Meski kerap disebut sebagai Pabrik Kopi Merbabu, kawasan ini sejatinya tidak pernah memiliki pabrik pengolahan kopi bersejarah yang secara resmi menggunakan nama tersebut. Sebutan itu lebih merujuk pada sentra produksi dan pengolahan kopi yang berkembang di lereng Gunung Merbabu, mencakup wilayah Kabupaten Magelang, Kabupaten Boyolali, dan Kabupaten Semarang.

Sejarah budidaya kopi di lereng Merbabu bermula pada abad ke-19 ketika pemerintah kolonial Hindia Belanda memperluas perkebunan kopi ke berbagai dataran tinggi di Pulau Jawa untuk memenuhi permintaan ekspor ke Eropa.

Lereng Merbabu dipilih karena memiliki ketinggian antara 900 hingga 2.000 meter di atas permukaan laut dengan tanah vulkanik yang kaya unsur hara sehingga sangat mendukung pertumbuhan tanaman kopi, terutama jenis arabika.

Berbeda dengan sejumlah perkebunan besar yang memiliki pabrik pengolahan sendiri, hasil panen kopi dari kawasan Merbabu pada masa kolonial umumnya dikirim ke fasilitas pengolahan milik perusahaan perkebunan di wilayah sekitar sebelum dipasarkan melalui Pelabuhan Semarang.
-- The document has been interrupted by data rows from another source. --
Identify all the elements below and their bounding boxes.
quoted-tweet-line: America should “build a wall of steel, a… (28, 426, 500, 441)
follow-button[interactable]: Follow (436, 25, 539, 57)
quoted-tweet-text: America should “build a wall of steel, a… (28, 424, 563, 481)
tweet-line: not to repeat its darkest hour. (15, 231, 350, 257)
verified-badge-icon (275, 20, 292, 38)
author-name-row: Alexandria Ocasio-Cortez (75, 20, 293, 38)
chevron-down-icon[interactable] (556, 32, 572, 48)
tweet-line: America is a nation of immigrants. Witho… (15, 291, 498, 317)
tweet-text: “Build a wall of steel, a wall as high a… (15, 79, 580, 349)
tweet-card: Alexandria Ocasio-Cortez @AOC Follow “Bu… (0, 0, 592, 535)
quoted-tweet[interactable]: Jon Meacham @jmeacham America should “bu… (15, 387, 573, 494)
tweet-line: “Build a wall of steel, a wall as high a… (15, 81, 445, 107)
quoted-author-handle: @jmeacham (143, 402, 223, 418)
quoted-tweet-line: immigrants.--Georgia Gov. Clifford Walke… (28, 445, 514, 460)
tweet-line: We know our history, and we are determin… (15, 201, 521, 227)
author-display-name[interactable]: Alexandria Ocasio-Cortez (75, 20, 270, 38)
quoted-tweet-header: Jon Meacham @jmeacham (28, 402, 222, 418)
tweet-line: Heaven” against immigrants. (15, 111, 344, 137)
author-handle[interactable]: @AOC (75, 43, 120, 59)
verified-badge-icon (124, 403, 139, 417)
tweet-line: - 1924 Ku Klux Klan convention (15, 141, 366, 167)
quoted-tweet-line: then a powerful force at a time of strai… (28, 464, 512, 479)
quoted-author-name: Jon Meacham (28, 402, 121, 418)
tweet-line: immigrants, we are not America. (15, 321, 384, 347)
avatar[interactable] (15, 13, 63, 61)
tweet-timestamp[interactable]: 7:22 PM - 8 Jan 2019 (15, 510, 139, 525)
Sebagian besar kebun kopi di kawasan ini dikelola oleh masyarakat dan perkebunan skala menengah yang memasok hasil panennya ke tempat pengolahan yang telah tersedia sehingga tidak berkembang menjadi satu kompleks pabrik besar seperti di beberapa daerah lain di Jawa Tengah.

Perkembangan kopi Merbabu sempat mengalami kemunduran ketika pendudukan Jepang pada 1942 hingga 1945. Banyak lahan perkebunan dialihkan menjadi tanaman pangan sehingga produksi kopi menurun secara signifikan.
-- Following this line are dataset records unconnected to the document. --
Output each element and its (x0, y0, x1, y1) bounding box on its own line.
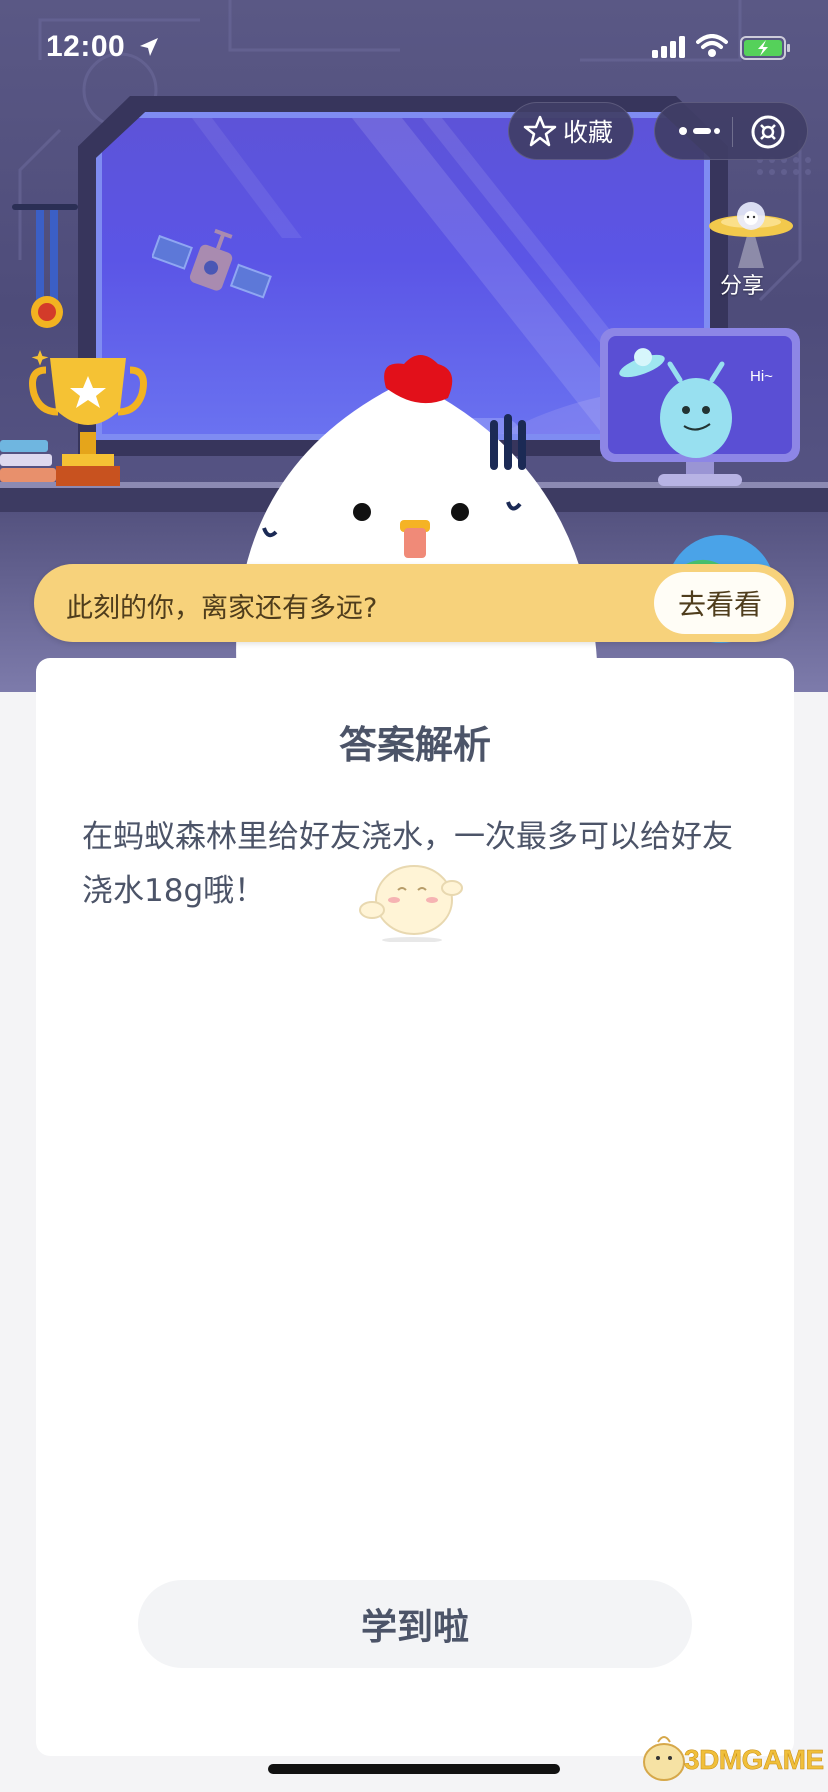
signal-icon (652, 36, 685, 58)
mini-program-capsule (654, 102, 808, 160)
hero-scene: 12:00 收藏 分享 Hi~ 此刻的你，离家还有多远? 去看看 (0, 0, 828, 692)
books-illustration (0, 440, 56, 482)
share-button[interactable]: 分享 (706, 198, 796, 308)
monitor-illustration (600, 328, 800, 486)
location-arrow-icon (140, 38, 158, 56)
answer-card: 答案解析 在蚂蚁森林里给好友浇水，一次最多可以给好友浇水18g哦！ 学到啦 (36, 658, 794, 1756)
learned-button[interactable]: 学到啦 (138, 1580, 692, 1668)
watermark-logo-icon (643, 1736, 685, 1781)
medal-icon (12, 204, 78, 328)
battery-icon (740, 36, 790, 60)
card-title: 答案解析 (338, 723, 491, 767)
satellite-icon (152, 228, 272, 299)
sticker-creature (359, 865, 463, 942)
capsule-divider (732, 117, 733, 147)
banner-text: 此刻的你，离家还有多远? (66, 593, 378, 624)
star-icon (523, 115, 557, 147)
favorite-button[interactable]: 收藏 (508, 102, 634, 160)
watermark-text: 3DMGAME (684, 1744, 825, 1776)
home-indicator (268, 1764, 560, 1774)
wifi-icon (696, 34, 728, 57)
favorite-label: 收藏 (563, 118, 614, 147)
status-time: 12:00 (46, 30, 126, 63)
watermark: 3DMGAME (640, 1730, 828, 1790)
promo-banner[interactable]: 此刻的你，离家还有多远? 去看看 (34, 564, 794, 642)
monitor-greeting: Hi~ (750, 368, 773, 385)
more-icon[interactable] (677, 121, 721, 141)
share-label: 分享 (720, 274, 765, 299)
go-see-button[interactable]: 去看看 (654, 572, 786, 634)
close-icon[interactable] (749, 113, 787, 151)
ufo-share-icon (709, 202, 793, 268)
Setelah Indonesia merdeka, masyarakat kembali menanam kopi secara bertahap sebagai salah satu sumber mata pencaharian. Budidaya kopi terus berkembang seiring meningkatnya permintaan pasar terhadap kopi berkualitas.
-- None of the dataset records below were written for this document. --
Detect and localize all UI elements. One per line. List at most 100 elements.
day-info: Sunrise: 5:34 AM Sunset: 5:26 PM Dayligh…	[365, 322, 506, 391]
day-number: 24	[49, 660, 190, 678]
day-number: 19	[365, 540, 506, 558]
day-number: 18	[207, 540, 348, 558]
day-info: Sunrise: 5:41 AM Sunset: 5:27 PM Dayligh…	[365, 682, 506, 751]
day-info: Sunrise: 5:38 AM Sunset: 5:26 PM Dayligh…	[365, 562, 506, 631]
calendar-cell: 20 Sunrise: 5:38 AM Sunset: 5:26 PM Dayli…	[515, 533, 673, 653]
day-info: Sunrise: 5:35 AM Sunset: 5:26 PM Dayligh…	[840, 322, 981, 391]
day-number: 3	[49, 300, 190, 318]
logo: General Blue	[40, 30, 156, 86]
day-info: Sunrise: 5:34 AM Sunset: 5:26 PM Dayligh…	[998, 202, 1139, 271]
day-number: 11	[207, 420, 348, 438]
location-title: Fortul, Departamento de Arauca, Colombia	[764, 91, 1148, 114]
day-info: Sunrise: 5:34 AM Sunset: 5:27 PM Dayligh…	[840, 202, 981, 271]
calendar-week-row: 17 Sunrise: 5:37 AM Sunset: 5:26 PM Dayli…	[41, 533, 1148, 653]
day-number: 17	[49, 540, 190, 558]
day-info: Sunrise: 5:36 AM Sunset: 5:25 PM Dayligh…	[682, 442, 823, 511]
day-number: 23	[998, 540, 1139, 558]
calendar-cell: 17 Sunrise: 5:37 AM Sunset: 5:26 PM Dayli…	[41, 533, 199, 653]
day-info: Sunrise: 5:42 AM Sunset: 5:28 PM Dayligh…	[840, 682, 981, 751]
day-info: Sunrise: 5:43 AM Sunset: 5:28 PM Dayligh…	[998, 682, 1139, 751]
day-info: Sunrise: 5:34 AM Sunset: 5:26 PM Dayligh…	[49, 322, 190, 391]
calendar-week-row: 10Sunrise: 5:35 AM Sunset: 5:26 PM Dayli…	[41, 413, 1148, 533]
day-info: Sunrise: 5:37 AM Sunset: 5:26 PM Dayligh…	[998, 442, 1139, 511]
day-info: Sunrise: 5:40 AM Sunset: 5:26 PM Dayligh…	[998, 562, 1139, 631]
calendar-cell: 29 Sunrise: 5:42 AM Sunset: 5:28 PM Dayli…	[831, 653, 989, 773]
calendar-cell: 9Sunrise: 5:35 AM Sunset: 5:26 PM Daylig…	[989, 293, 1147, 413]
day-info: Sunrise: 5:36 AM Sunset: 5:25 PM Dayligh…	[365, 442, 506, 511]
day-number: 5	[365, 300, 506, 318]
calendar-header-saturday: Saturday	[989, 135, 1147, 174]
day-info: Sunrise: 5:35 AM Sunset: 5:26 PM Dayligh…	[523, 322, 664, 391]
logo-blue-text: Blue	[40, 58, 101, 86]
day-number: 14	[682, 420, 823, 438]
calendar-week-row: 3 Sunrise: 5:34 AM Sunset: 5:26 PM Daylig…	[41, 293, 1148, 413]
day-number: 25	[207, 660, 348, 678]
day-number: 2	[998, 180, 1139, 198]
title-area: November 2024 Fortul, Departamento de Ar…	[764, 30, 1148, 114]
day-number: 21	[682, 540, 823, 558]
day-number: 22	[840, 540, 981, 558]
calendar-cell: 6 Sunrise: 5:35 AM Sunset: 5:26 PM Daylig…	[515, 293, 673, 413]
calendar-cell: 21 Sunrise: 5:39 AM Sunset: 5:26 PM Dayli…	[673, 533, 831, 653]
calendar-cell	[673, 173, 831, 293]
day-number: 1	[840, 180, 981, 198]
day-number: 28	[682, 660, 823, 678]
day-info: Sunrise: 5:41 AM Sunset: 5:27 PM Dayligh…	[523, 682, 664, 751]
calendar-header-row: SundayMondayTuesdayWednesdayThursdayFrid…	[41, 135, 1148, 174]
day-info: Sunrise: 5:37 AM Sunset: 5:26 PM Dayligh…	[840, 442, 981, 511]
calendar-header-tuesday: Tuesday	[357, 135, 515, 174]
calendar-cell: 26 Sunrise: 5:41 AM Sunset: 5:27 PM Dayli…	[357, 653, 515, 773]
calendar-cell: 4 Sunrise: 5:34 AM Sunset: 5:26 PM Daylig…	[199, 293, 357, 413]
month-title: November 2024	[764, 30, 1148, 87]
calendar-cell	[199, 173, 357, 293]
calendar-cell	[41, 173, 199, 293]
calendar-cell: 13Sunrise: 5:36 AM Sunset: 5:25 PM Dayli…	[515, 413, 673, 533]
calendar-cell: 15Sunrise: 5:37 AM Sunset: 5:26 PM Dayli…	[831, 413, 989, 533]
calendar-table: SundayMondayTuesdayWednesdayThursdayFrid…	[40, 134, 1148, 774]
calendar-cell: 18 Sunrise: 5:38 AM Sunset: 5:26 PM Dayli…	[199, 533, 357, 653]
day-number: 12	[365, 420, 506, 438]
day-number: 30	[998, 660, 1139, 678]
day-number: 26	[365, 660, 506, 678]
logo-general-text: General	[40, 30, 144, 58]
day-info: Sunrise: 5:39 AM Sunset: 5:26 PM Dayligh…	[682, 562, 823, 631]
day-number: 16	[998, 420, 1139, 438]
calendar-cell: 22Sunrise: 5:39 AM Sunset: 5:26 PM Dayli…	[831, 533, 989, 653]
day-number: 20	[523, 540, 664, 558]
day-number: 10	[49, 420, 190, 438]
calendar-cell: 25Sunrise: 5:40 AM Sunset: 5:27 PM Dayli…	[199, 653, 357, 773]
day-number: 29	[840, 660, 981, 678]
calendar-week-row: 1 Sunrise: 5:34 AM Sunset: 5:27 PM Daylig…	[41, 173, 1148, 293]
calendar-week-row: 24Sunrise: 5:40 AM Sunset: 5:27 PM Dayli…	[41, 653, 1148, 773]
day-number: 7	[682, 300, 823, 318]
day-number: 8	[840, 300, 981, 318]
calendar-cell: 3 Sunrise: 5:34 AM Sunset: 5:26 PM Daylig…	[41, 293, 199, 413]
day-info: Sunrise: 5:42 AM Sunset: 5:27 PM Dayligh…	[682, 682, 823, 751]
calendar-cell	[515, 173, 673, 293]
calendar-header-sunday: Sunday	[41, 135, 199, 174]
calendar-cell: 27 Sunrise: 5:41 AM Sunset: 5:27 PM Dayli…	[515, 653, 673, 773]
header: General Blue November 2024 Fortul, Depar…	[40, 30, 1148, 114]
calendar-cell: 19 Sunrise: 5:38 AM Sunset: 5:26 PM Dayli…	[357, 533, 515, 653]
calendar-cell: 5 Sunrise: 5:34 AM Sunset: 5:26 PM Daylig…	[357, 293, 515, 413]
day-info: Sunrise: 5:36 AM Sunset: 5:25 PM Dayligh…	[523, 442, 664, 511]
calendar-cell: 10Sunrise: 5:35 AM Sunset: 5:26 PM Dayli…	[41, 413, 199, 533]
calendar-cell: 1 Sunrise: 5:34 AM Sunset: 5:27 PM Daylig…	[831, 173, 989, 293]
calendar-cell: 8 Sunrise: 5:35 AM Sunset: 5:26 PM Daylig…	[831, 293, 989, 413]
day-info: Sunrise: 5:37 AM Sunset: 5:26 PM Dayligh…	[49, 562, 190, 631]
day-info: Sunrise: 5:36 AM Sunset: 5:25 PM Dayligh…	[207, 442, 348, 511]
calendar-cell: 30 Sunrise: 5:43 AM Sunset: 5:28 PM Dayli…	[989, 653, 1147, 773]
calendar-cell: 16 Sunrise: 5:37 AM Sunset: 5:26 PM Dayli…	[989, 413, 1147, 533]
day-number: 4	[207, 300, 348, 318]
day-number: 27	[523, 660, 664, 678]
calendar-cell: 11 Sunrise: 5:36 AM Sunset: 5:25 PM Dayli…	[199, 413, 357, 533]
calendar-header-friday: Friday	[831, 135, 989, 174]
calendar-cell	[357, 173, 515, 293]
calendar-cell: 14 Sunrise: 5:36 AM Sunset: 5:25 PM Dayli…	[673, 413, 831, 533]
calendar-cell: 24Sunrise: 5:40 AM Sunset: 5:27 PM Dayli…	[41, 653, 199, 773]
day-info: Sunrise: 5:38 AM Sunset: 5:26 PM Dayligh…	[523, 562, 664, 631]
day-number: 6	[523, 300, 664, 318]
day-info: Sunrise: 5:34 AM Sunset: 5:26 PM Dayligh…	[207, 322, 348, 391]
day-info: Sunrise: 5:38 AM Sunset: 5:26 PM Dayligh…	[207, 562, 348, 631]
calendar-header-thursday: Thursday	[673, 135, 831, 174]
Memasuki dekade 1990-an, kopi Merbabu mulai memasuki babak baru. Para petani menerapkan sistem panen petik merah, memperbaiki proses pascapanen, serta meningkatkan pengendalian mutu sehingga kualitas biji kopi semakin baik dan mampu bersaing di pasar specialty coffee.

Perkembangan tersebut mengantarkan kawasan ini memperoleh perlindungan Indikasi Geografis Kopi Arabika Merapi Merbabu Magelang, sebuah pengakuan yang memperkuat identitas sekaligus menjaga mutu kopi yang dihasilkan dari kawasan tersebut.

Kopi Merbabu dikenal memiliki karakter rasa yang kompleks dengan nuansa karamel, madu, rempah, buah-buahan, herbal, floral, lemon, hingga sentuhan cokelat dan vanila. Karakter tersebut terbentuk dari perpaduan tanah vulkanik, iklim pegunungan, serta teknik budidaya yang diwariskan dari generasi ke generasi.

Kini industri kopi di lereng Merbabu terus berkembang melalui kelompok tani, koperasi, UMKM, hingga pelaku usaha kopi spesialti. Produk yang dipasarkan pun semakin beragam, mulai dari green bean, roasted bean, hingga kopi bubuk yang telah dipasarkan ke berbagai daerah di Indonesia dan menembus pasar ekspor.

Perjalanan kopi Merbabu menjadi bukti bahwa kejayaan industri kopi Indonesia tidak selalu lahir dari keberadaan pabrik-pabrik besar. Kolaborasi para petani, kekayaan alam pegunungan, serta tradisi budidaya yang terus dijaga mampu melahirkan kopi berkualitas yang kini menjadi salah satu kebanggaan Jawa Tengah di pasar kopi dunia.